Green groups are critical of the plan to store carbon emissions in the ocean floor, saying they are concerned about the chance emissions will leak into the ocean environment.

"The coal and energy corporations are doubtless lobbying hard for the government to carry all liability for any leakages while they continue to profit from their polluting practices," Greens Senator Christine Milne said yesterday.

Australia's Labour government, elected in November, 2007, ratified the Kyoto Protocol the following month, reversing an 11-year policy by the previous Conservative government. The government of Kevin Rudd has made climate change a priority and has released a "National Clean Coal Initiative" which will see a regulatory regime for access and tenure to the territory offshore Australia for geological storage.

Australia is the world's largest coal exporter and is reliant on fossil fuel for transport and energy. About 80 per cent of electricity is produced by coal-fired power stations.

The country is responsible for about 1.2 per cent of global greenhouse gas emissions and is one of the highest polluters per capita.

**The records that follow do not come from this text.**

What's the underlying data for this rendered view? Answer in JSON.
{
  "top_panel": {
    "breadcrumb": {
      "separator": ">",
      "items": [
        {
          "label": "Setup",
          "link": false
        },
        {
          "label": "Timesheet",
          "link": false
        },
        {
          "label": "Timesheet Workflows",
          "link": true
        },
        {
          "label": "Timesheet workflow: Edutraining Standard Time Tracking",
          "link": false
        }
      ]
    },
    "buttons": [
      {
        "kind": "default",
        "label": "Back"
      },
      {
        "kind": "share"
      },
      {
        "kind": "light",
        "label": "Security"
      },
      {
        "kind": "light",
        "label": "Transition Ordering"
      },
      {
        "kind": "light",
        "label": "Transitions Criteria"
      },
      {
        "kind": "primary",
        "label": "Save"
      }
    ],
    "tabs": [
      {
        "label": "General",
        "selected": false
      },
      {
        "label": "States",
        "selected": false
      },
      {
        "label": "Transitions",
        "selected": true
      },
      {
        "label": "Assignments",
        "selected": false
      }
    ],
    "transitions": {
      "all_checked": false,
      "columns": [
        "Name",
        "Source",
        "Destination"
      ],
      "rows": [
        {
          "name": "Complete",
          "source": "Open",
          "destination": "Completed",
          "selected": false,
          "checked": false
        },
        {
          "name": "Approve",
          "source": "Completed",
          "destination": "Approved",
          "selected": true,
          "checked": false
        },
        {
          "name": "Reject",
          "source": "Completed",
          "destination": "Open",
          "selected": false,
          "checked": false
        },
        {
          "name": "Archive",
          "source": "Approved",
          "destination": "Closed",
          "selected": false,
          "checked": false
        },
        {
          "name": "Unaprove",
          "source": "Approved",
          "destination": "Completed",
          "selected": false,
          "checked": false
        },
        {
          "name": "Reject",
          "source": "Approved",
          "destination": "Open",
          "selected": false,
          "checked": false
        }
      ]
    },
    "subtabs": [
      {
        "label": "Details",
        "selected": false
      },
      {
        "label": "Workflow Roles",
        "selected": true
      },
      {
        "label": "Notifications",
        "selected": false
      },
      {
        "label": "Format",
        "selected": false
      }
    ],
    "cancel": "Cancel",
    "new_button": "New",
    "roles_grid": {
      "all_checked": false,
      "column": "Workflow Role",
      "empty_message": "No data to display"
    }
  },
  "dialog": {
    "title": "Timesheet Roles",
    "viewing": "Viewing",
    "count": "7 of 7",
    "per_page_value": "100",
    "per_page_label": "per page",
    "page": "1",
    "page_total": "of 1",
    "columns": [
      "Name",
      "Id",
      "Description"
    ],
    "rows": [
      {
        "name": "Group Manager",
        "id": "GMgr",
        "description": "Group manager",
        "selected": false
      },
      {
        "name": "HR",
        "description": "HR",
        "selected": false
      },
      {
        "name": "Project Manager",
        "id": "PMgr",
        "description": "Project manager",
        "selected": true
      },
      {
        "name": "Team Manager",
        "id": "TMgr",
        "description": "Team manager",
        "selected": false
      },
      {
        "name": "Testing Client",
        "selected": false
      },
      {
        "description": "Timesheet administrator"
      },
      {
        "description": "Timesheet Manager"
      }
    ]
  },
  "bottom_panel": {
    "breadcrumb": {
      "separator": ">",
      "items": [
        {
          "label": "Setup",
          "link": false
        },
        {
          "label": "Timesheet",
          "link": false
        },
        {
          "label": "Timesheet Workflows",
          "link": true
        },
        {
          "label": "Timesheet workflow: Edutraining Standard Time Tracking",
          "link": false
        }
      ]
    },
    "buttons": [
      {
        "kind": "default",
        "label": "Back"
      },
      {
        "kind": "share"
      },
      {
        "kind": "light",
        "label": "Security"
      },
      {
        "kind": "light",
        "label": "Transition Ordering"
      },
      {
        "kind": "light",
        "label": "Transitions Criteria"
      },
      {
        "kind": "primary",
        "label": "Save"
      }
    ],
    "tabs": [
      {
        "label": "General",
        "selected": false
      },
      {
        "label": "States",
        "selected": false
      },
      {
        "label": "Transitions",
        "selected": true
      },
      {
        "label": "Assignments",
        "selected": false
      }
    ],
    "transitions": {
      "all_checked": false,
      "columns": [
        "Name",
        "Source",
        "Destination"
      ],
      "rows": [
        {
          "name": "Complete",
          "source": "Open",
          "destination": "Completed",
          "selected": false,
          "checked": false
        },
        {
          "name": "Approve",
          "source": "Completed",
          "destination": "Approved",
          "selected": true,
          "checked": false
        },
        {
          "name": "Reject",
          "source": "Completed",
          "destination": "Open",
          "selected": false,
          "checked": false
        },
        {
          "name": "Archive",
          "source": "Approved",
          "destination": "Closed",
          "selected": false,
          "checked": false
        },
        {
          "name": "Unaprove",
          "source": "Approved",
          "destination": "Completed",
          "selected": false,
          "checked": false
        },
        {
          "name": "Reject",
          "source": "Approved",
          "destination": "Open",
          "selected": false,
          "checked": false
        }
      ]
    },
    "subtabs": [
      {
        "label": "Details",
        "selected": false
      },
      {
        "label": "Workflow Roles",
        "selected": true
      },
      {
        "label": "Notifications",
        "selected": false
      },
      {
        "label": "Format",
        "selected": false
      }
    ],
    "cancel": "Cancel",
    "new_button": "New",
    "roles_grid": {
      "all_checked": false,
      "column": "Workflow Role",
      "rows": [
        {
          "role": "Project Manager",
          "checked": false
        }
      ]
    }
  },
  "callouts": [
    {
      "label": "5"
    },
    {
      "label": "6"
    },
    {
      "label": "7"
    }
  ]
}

Its carbon emissions are forecast to continue to grow owing to its heavy reliance on coal for electricity, although the government says the country will meet its Kyoto emissions targets by 2012. Emissions will grow by 108 per cent of 1990 levels from 2008 to 2012.

"Coal will continue to make a major contribution to Australia's energy needs well into the future and therefore we need to urgently reduce greenhouse gas emissions from coal-fired electricity generation," Mr. Ferguson said.

Going underground

A sample of planned or operating global carbon-capture projects:

Canada

The largest project is at Weyburn, Sask., with carbon dioxide piped about 325 kilometres from a facility in North Dakota.

Abu Dhabi

As part of a $15-billion investment in green energy, the emirate plans to develop a network of carbon-capture and storage projects to pump greenhouse gases into oil fields.

Sweden/Germany

Power company Vattenfall AB is building, in eastern Germany, one of the first coal-fired power plants that will attempt to bury CO{-2} in natural caverns beneath the Earth.

Britain

The government announced last week that Britain is preparing to make carbon capture readiness mandatory for all new fossil fuel power plants.

Norway

StatoilHydro ASA currently has four industrial-scale storage projects in operation.

United States

Washington has approved the construction of what is touted as the world's first carbon capture power plant, FutureGen.